Robert A. Butterworth, Attorney General, James W. Rogers, Assistant Attorney General, Tallahassee, for Appellee.
PER CURIAM.
Edward Fillyaw appeals his conviction and sentences for unarmed robbery, two counts of dealing in stolen property and burglary. He challenges his habitual offender status and the amount of restitution entered. We affirm.
Appellant initially filed a brief pursuant to Anders v. California, 386 U.S. 738, 87 S. Ct. 1396, 18 L. Ed. 2d 493 (1967). Counsel cited Middleton v. State, 689 So. 2d 304 (Fla. 1st DCA 1997) which held that unobjected-to errors in finding a defendant to be a habitual felony offender could not be raised on appeal. Counsel subsequently filed a motion to withdraw the Anders brief on the ground that this court receded from Middleton in Nelson v. State, 719 So. 2d 1230 (Fla. 1st DCA 1998). In Nelson, this court allowed unpreserved challenges to habitual offender sentences to be raised for the first time on appeal where the sentence is illegal on the face of the record. Appellant's sentence, however, is not illegal on the face of the record.

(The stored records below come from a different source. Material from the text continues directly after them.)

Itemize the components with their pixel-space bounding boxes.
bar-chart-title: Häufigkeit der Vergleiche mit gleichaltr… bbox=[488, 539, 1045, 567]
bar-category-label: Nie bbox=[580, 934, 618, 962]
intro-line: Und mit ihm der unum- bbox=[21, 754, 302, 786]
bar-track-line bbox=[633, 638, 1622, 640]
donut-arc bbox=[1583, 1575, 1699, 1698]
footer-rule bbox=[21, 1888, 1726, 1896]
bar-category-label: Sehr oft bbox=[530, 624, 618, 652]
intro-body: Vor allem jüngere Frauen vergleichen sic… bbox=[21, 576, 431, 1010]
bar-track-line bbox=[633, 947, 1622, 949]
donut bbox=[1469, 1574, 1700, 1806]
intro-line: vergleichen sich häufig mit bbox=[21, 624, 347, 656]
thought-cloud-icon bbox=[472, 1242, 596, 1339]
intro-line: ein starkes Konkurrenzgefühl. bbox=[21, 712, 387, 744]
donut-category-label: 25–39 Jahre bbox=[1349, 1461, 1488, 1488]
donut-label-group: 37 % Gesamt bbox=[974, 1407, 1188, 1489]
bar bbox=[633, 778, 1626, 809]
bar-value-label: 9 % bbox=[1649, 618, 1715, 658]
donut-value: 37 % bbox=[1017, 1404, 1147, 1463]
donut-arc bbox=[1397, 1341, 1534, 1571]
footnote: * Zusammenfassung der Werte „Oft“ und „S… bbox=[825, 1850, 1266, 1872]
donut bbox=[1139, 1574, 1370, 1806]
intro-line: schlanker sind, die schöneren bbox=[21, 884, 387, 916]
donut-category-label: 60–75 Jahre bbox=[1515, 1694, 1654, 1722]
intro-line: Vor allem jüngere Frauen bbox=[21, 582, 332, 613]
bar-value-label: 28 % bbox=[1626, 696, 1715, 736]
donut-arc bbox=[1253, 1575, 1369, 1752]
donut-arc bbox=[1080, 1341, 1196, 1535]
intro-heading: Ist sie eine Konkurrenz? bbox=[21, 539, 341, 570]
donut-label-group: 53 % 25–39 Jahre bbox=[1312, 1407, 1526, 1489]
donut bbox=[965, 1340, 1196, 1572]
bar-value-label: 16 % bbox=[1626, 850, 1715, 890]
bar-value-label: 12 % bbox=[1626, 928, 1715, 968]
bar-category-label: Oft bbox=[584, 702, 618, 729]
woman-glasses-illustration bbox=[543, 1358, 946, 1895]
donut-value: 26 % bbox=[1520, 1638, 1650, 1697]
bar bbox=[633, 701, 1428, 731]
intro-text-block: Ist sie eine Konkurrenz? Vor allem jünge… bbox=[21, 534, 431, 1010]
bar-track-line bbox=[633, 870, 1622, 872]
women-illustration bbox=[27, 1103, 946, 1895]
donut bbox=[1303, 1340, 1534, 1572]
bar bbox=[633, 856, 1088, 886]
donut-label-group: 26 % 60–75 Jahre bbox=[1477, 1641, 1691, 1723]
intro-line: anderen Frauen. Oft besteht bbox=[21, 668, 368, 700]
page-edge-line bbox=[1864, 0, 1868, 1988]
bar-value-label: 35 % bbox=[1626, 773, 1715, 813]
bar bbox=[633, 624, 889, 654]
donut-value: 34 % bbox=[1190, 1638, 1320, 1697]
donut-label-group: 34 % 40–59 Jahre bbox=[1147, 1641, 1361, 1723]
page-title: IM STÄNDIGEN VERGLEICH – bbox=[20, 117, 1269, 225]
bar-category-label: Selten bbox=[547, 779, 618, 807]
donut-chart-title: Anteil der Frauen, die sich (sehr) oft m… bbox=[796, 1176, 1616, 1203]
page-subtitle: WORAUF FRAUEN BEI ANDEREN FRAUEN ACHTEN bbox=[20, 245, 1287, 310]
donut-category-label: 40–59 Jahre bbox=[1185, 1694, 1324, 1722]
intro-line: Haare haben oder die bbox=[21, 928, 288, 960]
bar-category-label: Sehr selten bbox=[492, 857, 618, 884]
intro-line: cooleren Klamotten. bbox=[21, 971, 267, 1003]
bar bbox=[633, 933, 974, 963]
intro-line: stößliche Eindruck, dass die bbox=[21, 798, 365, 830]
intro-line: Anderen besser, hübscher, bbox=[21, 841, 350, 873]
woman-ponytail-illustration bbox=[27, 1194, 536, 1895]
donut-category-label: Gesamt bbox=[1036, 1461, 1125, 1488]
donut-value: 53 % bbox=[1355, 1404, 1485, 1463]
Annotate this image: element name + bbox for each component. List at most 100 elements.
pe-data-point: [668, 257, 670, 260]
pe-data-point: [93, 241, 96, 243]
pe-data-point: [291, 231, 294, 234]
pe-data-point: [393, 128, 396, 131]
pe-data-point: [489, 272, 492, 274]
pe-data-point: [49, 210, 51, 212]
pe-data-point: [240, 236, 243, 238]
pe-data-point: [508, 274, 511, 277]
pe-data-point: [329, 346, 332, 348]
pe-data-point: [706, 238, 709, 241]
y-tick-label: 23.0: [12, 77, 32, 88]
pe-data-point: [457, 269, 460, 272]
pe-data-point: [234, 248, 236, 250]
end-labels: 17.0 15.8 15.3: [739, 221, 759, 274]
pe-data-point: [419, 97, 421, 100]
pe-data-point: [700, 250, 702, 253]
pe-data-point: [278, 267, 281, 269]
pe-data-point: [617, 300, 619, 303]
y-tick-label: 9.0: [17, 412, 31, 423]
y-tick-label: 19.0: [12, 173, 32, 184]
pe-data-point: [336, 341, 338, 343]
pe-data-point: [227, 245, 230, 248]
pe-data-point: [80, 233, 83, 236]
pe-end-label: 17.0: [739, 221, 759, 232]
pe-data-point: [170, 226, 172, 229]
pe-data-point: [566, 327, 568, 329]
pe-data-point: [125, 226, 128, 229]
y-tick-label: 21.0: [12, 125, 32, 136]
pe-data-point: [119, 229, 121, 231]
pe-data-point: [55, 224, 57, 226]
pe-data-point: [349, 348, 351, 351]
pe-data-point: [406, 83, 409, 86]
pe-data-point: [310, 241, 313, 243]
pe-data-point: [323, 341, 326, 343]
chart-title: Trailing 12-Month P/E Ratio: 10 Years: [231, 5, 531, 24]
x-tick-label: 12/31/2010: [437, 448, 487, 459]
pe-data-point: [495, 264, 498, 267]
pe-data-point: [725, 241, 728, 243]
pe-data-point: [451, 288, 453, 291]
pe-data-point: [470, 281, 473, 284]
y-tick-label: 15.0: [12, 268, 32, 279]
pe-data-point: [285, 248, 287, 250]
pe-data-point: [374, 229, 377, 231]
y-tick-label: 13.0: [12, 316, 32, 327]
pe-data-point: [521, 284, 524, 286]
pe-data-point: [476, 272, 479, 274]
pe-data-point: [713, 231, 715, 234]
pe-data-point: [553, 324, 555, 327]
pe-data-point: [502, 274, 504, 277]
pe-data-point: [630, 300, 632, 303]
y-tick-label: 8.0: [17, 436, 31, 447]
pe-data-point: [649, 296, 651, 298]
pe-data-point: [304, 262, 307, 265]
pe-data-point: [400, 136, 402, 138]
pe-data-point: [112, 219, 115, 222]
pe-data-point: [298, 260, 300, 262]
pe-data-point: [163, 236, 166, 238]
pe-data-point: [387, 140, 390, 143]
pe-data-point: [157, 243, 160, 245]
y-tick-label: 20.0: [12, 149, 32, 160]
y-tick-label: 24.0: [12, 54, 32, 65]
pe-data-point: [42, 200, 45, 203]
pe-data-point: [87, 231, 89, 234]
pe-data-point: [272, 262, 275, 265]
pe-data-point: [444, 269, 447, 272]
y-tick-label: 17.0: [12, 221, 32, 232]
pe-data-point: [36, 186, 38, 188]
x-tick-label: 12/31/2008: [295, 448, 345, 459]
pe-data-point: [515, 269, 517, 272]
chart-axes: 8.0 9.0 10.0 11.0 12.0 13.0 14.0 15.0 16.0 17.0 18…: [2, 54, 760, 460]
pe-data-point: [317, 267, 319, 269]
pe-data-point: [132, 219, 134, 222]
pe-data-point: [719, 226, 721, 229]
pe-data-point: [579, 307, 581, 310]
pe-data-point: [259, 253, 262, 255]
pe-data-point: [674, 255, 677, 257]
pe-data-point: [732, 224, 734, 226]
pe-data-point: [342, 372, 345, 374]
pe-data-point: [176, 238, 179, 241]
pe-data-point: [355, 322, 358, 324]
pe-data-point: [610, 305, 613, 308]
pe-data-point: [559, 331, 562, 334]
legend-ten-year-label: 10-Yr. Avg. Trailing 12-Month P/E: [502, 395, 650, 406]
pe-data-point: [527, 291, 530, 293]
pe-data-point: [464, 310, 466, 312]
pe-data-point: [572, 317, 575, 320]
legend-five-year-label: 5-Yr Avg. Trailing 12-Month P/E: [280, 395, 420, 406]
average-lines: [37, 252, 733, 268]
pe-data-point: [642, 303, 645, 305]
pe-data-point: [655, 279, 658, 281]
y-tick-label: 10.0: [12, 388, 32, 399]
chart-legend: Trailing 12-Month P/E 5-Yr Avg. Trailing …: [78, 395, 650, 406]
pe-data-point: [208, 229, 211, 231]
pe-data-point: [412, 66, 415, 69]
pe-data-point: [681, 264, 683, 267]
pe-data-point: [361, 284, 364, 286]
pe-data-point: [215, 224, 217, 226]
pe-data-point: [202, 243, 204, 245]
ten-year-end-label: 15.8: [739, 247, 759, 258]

Appellant agreed to habitual offender classification in his negotiated plea. The offenses with which he was charged were qualifying offenses for habitual offender sentencing. Appellant had eleven prior felonies including two grand thefts which were committed within five years of his present offense. The qualifying offenses have not been set aside, nor has appellant received a pardon on them. Additionally, the trial court conducted a separate proceeding to determine if appellant is a habitual felony offender and should be sentenced as such. After conducting the proceeding in open court with full rights of confrontation, cross-examination and representation by counsel, the court found by a preponderance of evidence that appellant met the statutory criteria of a habitual felony offender and reduced those findings to writing. We affirm because appellant failed to object or withdraw his plea, and the sentence is not illegal on its face.
Appellant failed to preserve the restitution issue for review by objecting below or filing a motion to correct pursuant to Rule 3.800(b), Florida Rules of Criminal Procedure. See Velez v. State, 725 So. 2d 1280 (Fla. 4th DCA 1999)(holding restitution issue was not preserved for appeal where appellant neither objected at sentencing nor filed a motion to correct sentence pursuant to Florida Rule of Criminal Procedure); Lorenzana v. State, 717 So. 2d 119 (Fla. 4th DCA 1998)(same); cf. Locke v. State, 719 So. 2d 1249 (Fla. 1st DCA 1998)(en banc)(holding trial court's failure to orally itemize statutorily authorized discretionary costs at the time of sentencing was not fundamental error because Rule 3.800(b), Florida Rules of Criminal Procedure, provides a formal mechanism for a post-judgment hearing *1138 and an opportunity to be heard in the trial court on the imposition of costs).
AFFIRMED.
JOANOS, ALLEN and KAHN, JJ., CONCUR.